Вечером у Эйно были гости. Пришел тот самый финн из поселка, которого Иван встретил у сломанного воза в лесу, его жена, старуха, должно быть мать, и сын, которого Иван сразу узнал тоже. Не было только дочери, светловолосой девушки в голубом платье.
Иван видел, как все они, нарядные и торжественные, прошагали мимо его оконца, и понял по их виду, что праздники у этих тружеников, то есть дни отдыха, — редки и они относятся к ним с уважением.
Мужчины все были с ножами у пояса, причем отец имел нож длиннее, чем сын. К своему удивлению, Иван заметил, что и Эйно, вышедший встречать гостей, тоже прицепил к поясу длинный красивый нож, а Урко — поменьше, брат же его — еще короче и тоже в кожаных ножнах.
«На гулянку, должно, собрались, — решил Иван и тут же отметил — А у нас ведь не показывают, в голенище носят, и если что, так из голенища достают…»

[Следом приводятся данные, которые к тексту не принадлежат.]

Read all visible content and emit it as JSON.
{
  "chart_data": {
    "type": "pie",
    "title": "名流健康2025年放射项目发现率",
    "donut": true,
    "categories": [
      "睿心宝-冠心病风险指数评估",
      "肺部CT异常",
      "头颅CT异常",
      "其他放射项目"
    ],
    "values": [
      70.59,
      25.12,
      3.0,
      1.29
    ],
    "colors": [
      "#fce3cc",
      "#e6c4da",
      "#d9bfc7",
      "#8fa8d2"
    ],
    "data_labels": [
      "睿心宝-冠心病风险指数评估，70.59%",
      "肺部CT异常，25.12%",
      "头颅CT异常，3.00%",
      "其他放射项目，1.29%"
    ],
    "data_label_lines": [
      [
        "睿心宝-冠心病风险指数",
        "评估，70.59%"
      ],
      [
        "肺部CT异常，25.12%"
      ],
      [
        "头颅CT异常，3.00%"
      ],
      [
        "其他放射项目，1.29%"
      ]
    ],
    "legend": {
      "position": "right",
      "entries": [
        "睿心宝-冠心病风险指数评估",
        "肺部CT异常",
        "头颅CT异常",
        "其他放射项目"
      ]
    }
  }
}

Ивана позвали, но не сразу. Уже послышались из дома песни, когда пришел за ним сам Эйно и повел в просторную кухню, где за раздвинутым столом сидели все — хозяева и гости. Появление русского не смутило и не нарушило их настроения..
Немного стесняясь, Иван сел на предложенный ему стул и стал наблюдать. Хозяйка все суетилась около него, подвигая закуски, и руки ее, по локоть голые, по-крестьянски натруженные, но опрятные, то и дело мелькали перед ним. Она кивнула Ивану на тушеное мясо, на всевозможную — жареную, тушеную, фаршированную, отварную и прочую — рыбу. Тут же были и пироги с самыми различными начинками — от яиц до брюквы, только не было пирогов с капустой, которую (это Иван уже знал) финны не любят, как и огурцы.